Cold weather emergency response measures will be activated at direction of the Commissioner of the Department of Health & Human Services using the following guidelines.
- Closely monitor local news reports for updates on weather forecasts and storm impacts.
- Make sure you have a well-stocked Winter Home Emergency Supply Kit that includes flashlights, portable radio, extra batteries, a first aid kit, bottled water, non-perishable food and a manual can opener.
- Minimize outside activities, particularly the elderly and very young and remember to consider your pets.
- Dress in several layers of loose-fitting, lightweight clothing, rather than a single layer of heavy clothing. Outer garments should be tightly woven and water repellent. Wear a hat, mittens and sturdy waterproof boots, protecting your extremities. Cover your mouth with a scarf to protect your lungs.
- Excessive exposure can lead to frostbite, which is damaging to body tissue that is frozen. Frostbite causes a loss of feeling and a pale appearance in extremities, such as fingers, toes, ear lobes or the tip of the nose. If symptoms are detected, seek medical help immediately.
- Hypothermia can occur in extreme cases. The warning signs are uncontrollable shivering, memory loss, disorientation, incoherence, slurred speech, drowsiness and apparent exhaustion. If the person’s temperature drops below 95 degrees, seek immediate medical care.

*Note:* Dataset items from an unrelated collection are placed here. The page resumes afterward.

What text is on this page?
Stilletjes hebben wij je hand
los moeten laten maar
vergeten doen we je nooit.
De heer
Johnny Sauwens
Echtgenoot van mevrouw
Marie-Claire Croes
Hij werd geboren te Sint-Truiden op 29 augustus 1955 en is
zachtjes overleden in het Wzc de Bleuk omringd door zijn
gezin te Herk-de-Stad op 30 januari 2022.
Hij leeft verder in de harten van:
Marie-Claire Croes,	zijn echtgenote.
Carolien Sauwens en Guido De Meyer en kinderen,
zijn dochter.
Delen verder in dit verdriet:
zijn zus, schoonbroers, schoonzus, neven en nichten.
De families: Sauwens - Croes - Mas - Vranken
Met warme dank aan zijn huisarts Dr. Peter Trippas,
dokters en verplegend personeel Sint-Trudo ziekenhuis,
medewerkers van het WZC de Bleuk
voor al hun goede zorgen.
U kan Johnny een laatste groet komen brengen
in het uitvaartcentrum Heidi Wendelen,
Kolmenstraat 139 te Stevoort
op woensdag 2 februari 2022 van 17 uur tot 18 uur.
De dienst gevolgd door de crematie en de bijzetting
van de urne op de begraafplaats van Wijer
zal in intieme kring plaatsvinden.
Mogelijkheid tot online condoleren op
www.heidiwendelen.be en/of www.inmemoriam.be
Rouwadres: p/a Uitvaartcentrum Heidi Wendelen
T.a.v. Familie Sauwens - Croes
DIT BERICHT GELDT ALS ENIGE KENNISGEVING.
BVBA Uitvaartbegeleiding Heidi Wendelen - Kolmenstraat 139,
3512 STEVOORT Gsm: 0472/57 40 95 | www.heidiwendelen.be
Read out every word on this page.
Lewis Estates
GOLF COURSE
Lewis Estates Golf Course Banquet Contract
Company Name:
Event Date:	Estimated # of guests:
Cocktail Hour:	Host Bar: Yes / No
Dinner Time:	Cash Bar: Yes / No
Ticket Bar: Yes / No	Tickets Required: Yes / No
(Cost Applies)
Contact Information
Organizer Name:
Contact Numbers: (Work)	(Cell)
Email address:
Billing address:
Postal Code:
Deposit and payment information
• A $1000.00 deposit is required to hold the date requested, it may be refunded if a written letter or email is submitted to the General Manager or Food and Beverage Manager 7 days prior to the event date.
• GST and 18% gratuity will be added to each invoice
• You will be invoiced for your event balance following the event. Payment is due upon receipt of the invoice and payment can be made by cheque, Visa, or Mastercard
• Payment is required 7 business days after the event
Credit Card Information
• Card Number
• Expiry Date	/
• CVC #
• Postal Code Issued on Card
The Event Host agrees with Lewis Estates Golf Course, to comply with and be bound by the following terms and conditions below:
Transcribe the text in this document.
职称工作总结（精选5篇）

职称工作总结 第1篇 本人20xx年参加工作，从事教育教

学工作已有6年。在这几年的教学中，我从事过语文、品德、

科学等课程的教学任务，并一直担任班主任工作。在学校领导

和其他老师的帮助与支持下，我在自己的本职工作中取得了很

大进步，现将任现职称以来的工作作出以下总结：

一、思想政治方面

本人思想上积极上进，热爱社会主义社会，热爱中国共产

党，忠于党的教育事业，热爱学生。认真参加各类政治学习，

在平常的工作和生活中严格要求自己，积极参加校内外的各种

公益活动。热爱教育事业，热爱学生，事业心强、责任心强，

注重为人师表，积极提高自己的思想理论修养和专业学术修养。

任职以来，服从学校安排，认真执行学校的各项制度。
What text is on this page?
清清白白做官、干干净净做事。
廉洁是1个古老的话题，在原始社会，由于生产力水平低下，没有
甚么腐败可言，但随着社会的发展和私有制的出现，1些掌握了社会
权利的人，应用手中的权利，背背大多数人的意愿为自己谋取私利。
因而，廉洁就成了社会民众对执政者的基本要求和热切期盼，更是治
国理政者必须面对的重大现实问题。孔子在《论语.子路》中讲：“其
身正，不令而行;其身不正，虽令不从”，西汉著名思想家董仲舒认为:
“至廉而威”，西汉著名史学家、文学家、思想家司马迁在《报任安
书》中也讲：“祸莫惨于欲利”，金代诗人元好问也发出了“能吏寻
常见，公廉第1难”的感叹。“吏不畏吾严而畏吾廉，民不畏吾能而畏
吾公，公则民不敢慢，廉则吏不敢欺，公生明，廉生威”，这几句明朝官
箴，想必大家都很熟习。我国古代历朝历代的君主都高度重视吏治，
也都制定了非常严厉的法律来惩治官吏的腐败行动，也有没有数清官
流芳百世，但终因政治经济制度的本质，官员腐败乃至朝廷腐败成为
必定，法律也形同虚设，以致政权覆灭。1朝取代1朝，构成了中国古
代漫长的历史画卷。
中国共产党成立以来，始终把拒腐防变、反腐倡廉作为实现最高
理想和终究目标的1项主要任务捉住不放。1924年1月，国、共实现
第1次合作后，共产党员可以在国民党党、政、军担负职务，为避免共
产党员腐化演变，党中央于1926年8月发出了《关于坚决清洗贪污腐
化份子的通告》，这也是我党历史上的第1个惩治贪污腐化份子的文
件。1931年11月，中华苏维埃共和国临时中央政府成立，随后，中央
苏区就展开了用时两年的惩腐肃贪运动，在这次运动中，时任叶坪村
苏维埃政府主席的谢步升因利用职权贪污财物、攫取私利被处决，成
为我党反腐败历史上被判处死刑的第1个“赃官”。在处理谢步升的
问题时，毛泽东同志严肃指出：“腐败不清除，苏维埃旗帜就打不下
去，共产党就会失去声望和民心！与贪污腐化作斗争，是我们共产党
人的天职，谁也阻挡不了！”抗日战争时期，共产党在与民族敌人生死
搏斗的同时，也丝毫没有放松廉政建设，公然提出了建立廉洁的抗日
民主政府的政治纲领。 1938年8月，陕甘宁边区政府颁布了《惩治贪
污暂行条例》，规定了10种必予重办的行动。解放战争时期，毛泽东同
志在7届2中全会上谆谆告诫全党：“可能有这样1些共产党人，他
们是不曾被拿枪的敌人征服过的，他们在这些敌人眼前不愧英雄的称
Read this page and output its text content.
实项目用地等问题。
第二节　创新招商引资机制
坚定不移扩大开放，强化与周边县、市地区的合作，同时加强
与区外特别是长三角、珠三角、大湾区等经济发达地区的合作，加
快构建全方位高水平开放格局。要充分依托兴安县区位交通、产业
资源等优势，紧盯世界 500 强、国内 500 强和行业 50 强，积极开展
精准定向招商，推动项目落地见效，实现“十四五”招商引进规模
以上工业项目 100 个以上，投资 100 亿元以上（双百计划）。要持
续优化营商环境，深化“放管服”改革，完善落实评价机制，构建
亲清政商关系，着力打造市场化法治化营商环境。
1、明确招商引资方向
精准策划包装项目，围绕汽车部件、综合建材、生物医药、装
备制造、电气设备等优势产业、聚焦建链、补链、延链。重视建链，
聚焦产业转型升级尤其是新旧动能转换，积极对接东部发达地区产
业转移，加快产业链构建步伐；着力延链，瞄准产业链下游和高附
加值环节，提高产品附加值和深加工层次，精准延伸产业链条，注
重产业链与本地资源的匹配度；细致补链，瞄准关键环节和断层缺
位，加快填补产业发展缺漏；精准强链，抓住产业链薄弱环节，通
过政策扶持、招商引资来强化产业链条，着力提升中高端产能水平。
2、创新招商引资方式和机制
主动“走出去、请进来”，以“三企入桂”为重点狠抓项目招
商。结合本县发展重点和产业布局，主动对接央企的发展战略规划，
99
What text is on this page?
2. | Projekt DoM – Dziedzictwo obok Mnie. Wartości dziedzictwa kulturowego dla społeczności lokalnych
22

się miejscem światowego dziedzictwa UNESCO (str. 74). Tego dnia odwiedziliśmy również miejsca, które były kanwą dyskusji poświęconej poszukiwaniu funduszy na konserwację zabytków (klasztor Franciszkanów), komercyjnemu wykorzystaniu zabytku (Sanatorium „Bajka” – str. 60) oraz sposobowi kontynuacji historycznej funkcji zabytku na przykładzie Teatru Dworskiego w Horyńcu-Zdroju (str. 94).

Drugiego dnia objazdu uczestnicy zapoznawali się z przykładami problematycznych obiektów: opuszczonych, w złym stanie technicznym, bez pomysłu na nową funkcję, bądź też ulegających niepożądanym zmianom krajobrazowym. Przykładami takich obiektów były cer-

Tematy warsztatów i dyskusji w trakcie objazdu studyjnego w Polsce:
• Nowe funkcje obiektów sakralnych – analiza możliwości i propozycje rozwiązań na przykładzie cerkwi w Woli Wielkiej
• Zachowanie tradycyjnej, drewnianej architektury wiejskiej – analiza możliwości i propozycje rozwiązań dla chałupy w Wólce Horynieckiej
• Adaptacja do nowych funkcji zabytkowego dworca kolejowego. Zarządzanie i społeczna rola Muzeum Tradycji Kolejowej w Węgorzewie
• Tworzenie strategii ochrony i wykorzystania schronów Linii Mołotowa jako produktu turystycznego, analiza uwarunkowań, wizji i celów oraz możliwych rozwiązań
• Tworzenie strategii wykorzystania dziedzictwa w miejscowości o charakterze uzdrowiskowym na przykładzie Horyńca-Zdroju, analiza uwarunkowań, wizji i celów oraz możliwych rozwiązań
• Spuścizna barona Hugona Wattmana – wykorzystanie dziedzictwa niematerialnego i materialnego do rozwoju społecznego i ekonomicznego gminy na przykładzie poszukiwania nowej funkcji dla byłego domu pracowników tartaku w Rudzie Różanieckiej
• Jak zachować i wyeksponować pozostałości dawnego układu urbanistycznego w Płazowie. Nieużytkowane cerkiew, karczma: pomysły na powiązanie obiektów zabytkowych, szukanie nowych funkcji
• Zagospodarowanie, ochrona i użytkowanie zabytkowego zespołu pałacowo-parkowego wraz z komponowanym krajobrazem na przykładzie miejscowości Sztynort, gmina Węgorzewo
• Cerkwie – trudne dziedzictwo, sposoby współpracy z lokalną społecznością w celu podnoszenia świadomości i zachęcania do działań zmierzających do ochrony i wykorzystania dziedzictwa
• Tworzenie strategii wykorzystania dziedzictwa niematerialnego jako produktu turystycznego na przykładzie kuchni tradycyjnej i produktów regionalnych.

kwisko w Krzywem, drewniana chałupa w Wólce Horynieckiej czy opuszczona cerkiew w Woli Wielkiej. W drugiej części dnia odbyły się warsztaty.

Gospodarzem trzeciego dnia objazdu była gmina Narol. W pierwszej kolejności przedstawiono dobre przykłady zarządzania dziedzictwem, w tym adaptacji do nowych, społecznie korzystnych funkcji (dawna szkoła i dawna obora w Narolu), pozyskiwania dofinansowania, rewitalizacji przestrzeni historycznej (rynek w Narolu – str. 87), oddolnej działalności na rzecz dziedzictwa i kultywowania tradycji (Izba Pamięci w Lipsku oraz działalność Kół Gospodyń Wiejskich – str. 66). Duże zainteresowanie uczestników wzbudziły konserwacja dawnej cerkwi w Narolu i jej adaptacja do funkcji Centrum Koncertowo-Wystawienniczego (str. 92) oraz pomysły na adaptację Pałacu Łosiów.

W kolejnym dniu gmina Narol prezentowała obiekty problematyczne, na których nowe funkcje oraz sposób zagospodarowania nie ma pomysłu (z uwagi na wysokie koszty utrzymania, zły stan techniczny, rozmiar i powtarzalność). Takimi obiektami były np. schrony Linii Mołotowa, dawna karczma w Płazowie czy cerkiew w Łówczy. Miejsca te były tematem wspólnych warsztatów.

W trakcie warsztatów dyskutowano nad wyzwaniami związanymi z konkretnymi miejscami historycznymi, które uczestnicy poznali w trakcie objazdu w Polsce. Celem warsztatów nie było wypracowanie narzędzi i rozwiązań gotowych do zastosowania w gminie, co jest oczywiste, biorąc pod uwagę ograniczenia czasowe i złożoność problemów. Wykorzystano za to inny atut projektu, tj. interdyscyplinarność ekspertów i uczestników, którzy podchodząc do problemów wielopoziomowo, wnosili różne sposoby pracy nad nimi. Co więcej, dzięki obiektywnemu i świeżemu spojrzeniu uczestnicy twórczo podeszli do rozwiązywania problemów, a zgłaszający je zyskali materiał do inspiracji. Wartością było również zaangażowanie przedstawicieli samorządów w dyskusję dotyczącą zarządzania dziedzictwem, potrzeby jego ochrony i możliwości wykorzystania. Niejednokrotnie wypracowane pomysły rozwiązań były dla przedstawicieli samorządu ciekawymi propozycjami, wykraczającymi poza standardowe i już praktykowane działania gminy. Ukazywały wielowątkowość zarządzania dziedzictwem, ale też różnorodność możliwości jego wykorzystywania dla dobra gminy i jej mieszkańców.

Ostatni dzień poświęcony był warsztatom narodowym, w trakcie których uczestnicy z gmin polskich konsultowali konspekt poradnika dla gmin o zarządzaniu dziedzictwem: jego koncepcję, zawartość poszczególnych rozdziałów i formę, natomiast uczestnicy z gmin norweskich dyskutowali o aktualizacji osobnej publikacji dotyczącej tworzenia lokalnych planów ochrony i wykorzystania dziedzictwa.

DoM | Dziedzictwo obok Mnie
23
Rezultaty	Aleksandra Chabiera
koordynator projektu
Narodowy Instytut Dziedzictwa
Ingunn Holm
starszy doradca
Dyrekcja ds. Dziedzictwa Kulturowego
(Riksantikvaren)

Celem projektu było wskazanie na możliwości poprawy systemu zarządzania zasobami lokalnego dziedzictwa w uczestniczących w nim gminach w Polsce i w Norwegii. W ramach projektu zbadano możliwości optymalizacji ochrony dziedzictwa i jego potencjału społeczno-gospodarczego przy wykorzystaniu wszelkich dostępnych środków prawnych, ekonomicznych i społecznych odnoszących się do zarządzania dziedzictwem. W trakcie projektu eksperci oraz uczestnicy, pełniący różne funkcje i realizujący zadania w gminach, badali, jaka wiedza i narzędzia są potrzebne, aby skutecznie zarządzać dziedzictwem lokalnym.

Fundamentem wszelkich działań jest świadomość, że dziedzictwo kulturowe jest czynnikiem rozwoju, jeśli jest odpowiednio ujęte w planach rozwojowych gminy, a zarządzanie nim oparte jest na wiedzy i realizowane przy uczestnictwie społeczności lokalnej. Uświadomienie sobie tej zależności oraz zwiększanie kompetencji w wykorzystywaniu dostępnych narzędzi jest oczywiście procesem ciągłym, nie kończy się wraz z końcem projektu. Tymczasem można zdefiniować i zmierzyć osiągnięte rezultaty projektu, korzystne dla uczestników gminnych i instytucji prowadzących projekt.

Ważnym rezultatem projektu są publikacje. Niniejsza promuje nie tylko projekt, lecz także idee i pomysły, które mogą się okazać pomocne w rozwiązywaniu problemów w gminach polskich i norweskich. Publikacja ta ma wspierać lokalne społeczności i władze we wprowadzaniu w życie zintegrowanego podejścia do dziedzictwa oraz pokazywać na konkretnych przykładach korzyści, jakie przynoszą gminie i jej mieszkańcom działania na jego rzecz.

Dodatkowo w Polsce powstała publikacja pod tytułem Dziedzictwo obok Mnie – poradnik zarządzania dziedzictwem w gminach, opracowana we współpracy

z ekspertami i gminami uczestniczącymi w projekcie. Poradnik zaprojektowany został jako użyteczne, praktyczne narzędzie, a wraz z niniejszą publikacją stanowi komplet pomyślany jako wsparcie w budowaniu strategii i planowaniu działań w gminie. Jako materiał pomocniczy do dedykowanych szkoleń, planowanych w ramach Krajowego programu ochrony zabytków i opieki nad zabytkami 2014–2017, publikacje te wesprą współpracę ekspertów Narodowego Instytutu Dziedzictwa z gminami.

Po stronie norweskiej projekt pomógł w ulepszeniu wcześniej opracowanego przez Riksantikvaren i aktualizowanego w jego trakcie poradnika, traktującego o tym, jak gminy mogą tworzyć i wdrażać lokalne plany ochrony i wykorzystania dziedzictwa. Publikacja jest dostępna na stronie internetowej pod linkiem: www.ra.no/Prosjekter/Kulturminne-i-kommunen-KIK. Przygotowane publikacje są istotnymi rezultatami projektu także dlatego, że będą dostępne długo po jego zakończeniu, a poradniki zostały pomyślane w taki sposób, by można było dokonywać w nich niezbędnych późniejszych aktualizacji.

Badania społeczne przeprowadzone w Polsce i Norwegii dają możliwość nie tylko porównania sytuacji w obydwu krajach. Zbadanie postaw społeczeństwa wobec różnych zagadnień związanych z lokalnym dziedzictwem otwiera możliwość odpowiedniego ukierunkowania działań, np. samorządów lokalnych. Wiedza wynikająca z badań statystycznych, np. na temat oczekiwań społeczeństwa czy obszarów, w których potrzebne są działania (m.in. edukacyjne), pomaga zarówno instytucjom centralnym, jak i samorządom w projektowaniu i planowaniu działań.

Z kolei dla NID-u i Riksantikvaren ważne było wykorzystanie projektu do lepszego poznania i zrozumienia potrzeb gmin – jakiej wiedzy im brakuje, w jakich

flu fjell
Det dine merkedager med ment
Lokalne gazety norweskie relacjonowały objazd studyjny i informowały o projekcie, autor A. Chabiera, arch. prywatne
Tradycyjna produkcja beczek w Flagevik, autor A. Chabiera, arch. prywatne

- Ensure you have sufficient heating fuel, as well as emergency heating equipment in case you lose electricity.
- When utilizing alternate heating sources, such as your fireplace, wood stove or space heater, take the necessary safety precautions. Keep a fire extinguisher handy; ensuring everyone knows how to use it properly. Test smoke alarms and Carbon Monoxide (CO) detectors.
- If utilizing an emergency generator, read, understand and follow the manufacturer’s instructions. Always operate emergency generators outdoors and away from any open window. Make sure your generator is properly installed and grounded as you may be liable for damage or injury to other people and property that may result from improperly installed or operated equipment.
In Cold Weather Emergency situation, a “Prevention Team” will respond to calls from the Springfield Police Department and residents to assist persons who need transportation to shelter services. Exposure to cold temperatures can cause serious or life threatening health problems. Infants and the elderly are at high risk.
Other tips include:
• Hats are a must. The head is where 30% of the body’s heat loss takes place.
• Gloves and face protection are recommended in extremely cold weather.
• Protect your animals during the cold weather. Do not leave animals outside. Provide shelter to keep your pets warm.
• Food that needs no cooking or refrigeration.
• Water stored in clean containers.
• Medicines that any family member may need.
• If you plan to use a fireplace or wood stove for emergency heating make sure it has been inspected.
• Make sure smoke detectors and carbon monoxide detectors are near the place that you are heating.
• Do not place a space heater within three feet of anything that may catch on fire.
• Do not leave children unattended near a space heater.
• Do not run cords of an electric space heater under carpets.
• Check on elderly neighbors and individuals living independently with no support system.